Yok yok, annemin ufacık dahi olsa umudu yoktu belli. Ağabeyimin zırh misali üzerimize serptiği o güçlü sözcükleri hiç duymamış gibi davranıyordu ve Türkşad ailesinin kurallarını hatırlatıyordu.
Bahçeden arabaya doğru ilerlerken geriye bakıp belki ben gitmeden çıkarlar diye iç geçirmiştim ama ortalık sabahki haline göre oldukça sakindi. Yeni bir iç çekişle ön koltuğa yerleşip Osman'a baktım. Ne diye arabayı çalıştırmadığını anlamamıştım ve "Sorun mu var?" diye sordum.
"Özür dilerim."
"Özür mü? Sen niye özür diliyorsun?"
"O kadar insanın önünde Kağan'a engel olmam lazımdı. Yakışmadı yaptıkları. Geç kaldım."
"Senin özür dileyeceğin bir şey yok. Bilemezdin.."
"Bilmem gerekirdi ama. Elin herifi esti gürledi tokat attı diye... Ben ama mal gibi kalakaldım."
Elin herifi derken çemkiriyor ya da gerçekten elin herifi olarak görüyor gibi çıkmamıştı sesi. Sanki ağzımı arıyor, Kağan'ın ima ettiği gibi Akın'ın sevgilim olup olmadığını anlamaya çalışıyor gibi bir hali vardı. Bakışlarımı kısarak bakmıştım yüzüne. Sanırım ne yapmaya çalıştığını anladığım için uzatmamıştı ve arabayı çalıştırdı.

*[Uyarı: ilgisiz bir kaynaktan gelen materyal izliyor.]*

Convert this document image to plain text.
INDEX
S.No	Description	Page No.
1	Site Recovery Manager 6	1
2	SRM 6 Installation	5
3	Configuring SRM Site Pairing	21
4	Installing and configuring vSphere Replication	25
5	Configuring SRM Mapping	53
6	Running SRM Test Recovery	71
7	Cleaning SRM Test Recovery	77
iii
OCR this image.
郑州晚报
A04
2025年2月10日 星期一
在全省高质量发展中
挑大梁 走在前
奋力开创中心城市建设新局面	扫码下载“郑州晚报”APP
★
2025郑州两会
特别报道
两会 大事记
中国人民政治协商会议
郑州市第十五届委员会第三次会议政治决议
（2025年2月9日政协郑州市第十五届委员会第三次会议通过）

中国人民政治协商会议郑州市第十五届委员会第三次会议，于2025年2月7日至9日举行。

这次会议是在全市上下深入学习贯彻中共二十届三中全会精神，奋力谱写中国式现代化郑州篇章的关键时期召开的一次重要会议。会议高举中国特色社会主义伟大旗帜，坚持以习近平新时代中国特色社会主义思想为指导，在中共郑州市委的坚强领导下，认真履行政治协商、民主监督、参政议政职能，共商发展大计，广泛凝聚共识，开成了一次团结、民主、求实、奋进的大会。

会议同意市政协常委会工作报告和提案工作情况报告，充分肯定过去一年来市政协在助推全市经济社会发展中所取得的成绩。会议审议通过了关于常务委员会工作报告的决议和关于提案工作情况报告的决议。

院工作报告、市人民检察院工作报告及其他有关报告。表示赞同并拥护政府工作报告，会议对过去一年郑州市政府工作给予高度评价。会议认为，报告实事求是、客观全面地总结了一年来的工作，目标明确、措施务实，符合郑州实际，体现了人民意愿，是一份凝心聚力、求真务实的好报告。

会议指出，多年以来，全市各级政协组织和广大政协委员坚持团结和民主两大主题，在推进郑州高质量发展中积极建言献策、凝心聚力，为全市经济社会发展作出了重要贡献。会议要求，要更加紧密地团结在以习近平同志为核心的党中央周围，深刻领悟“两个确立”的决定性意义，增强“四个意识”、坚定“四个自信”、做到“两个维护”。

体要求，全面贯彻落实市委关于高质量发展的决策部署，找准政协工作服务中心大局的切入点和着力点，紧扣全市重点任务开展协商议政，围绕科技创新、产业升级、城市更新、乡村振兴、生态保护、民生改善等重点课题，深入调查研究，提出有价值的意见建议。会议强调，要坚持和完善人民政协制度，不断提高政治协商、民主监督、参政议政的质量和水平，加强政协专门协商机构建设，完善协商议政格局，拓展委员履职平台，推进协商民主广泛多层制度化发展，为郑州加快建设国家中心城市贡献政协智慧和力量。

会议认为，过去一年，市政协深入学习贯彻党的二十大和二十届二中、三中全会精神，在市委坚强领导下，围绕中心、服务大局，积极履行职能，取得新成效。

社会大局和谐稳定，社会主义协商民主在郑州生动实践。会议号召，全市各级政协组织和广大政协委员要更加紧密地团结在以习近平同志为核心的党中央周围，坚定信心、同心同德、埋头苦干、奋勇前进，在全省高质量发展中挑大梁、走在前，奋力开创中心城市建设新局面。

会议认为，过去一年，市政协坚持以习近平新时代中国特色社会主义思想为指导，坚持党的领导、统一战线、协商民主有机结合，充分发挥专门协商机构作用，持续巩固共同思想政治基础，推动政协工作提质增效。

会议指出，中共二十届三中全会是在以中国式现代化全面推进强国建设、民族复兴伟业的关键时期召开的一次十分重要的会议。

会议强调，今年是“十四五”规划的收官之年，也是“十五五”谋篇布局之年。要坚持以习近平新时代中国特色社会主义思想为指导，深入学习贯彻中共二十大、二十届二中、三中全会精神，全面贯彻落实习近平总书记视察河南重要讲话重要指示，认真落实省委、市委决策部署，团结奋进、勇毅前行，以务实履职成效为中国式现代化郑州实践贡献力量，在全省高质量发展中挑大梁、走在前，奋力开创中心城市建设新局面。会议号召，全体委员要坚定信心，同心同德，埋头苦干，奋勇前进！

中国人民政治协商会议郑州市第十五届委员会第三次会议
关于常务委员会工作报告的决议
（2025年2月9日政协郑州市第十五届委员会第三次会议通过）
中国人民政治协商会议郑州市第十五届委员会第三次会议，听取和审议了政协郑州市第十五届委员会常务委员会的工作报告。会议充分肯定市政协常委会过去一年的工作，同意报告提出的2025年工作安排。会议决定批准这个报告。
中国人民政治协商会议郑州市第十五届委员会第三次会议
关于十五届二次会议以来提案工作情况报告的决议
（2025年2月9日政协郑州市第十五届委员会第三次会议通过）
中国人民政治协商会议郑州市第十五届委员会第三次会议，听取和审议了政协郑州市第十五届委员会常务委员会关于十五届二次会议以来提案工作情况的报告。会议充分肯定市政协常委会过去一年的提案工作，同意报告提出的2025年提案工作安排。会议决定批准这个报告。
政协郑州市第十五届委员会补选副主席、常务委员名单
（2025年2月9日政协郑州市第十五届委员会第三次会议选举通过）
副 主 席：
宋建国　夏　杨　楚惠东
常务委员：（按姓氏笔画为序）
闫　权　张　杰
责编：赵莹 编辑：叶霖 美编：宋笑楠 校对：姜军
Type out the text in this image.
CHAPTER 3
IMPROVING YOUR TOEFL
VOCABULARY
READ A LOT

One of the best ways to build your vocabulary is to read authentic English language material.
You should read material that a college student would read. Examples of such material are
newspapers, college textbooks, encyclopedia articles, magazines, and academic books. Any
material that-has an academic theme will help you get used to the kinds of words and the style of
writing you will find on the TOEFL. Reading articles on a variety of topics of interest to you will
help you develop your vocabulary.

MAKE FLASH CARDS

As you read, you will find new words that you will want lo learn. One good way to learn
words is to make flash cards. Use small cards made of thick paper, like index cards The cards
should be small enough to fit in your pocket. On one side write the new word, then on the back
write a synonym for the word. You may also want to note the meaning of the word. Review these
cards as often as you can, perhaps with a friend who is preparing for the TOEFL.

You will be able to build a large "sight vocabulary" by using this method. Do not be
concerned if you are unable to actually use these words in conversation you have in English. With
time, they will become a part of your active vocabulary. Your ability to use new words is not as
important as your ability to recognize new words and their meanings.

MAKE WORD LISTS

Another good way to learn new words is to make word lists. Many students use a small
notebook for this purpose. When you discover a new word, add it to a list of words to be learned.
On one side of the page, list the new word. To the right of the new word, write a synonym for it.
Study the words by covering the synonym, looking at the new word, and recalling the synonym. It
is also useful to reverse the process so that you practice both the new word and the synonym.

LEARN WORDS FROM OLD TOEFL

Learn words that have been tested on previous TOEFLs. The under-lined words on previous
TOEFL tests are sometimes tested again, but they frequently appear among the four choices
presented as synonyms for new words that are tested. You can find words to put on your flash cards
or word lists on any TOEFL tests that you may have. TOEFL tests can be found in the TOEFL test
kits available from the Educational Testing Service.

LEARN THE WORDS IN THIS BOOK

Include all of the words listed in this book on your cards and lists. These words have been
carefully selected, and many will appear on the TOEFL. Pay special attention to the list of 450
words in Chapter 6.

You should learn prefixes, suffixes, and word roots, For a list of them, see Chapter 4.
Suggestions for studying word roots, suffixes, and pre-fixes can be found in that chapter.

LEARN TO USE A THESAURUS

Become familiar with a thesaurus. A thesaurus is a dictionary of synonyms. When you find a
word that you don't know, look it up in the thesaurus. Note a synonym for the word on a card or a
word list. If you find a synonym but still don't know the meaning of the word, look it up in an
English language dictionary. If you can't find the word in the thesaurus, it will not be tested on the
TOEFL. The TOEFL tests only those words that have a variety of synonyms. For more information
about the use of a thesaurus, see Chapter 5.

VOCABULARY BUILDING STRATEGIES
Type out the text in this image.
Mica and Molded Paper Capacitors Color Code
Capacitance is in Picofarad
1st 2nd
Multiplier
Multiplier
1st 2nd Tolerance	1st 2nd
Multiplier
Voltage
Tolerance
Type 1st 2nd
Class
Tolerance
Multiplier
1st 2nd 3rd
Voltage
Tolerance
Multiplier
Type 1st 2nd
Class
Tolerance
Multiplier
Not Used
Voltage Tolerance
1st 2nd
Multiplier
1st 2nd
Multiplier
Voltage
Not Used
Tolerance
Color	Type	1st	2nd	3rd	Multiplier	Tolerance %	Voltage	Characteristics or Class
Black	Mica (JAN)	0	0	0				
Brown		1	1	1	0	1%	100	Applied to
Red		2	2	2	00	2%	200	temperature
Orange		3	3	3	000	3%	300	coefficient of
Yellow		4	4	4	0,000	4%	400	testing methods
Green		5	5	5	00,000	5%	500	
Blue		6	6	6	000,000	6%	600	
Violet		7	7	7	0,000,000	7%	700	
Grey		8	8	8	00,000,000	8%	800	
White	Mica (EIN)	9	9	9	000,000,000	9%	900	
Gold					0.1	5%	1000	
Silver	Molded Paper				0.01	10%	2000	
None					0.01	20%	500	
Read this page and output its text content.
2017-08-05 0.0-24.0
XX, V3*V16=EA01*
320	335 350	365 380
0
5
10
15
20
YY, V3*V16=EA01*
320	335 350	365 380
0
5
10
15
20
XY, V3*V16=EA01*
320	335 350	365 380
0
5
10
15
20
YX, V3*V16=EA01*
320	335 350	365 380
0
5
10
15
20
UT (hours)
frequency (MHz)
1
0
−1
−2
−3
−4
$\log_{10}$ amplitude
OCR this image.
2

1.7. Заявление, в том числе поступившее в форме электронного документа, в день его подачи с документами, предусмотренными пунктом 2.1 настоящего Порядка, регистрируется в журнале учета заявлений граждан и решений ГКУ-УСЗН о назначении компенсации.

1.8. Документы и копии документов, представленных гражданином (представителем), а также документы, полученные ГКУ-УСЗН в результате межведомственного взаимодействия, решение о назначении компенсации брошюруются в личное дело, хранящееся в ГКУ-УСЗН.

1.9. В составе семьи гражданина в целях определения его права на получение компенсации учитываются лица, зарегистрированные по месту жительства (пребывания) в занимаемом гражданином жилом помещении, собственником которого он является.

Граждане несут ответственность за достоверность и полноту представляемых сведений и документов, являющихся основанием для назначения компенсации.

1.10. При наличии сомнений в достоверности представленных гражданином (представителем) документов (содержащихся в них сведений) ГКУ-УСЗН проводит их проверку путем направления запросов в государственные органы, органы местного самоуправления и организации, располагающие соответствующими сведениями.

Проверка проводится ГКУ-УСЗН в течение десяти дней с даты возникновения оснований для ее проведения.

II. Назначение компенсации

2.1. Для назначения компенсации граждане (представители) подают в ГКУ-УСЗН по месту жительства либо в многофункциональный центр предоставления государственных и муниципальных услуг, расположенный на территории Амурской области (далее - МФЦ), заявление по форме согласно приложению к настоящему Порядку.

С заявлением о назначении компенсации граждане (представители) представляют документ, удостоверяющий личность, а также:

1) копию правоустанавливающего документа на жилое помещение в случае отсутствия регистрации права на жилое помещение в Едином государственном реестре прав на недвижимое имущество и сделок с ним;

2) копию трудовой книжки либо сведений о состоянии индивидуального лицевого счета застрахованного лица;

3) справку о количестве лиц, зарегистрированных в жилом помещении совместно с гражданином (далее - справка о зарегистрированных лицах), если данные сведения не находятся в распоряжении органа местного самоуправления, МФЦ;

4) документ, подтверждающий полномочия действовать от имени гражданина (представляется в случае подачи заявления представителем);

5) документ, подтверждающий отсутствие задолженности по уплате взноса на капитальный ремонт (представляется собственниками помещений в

Arkama yaslanıp geride kalan sokağı seyretmeye başladığımda telefonum neden çalmıyor, neden merak edilmiyorum diye sormuştum içimden. Ben sorardım sanırım. Hatta bir saniye bile susmaz, sürekli iletişim kurmaya çalışırdım. Fakat Akın'dan gelen değil bir çağrı, mesaj dahi yoktu. Telefonum da ruhum gibi ıssız bir yere itilmişti sanki ve bu ıssız yer çok soğuktu, üşümeye başlıyordum. Mutsuz bir şekilde göz ucuyla telefon ekranına baktım. Dün sabah serçe parmağımdan kalbime uzanmıştı ama bu sabah değişen neydi? Serçe parmağım elimdeki yerini yadırgıyordu resmen, bunu yapmaya ne hakkı vardı ki, en azından gece kuru dahi olsa bir mesaj göndermesi gerekmez miydi? Ah yine mi abartıyordum bilmiyorum, bu aşk bana iyi gelmiyordu kesinlikle. Hiç takılmayacağım meselelere takılıyor, bir derdi bütün güne yayarak diğer meselelerimi yok sayıyordum.
ŞİMDİ OKUDUĞUN
ALACA
General FictionÇok fazla sır biriktirmiştim içimde. Bazı zamanlar güvendiğim renklere fısıldamak istemiştim onları fakat haykırmak varken neden fısıldayayım ki? Ortak edeceğim, herkes kıyısından köşesinden geçecek hikayelerimin, sustuklarıma herkesi şahit edeceğim...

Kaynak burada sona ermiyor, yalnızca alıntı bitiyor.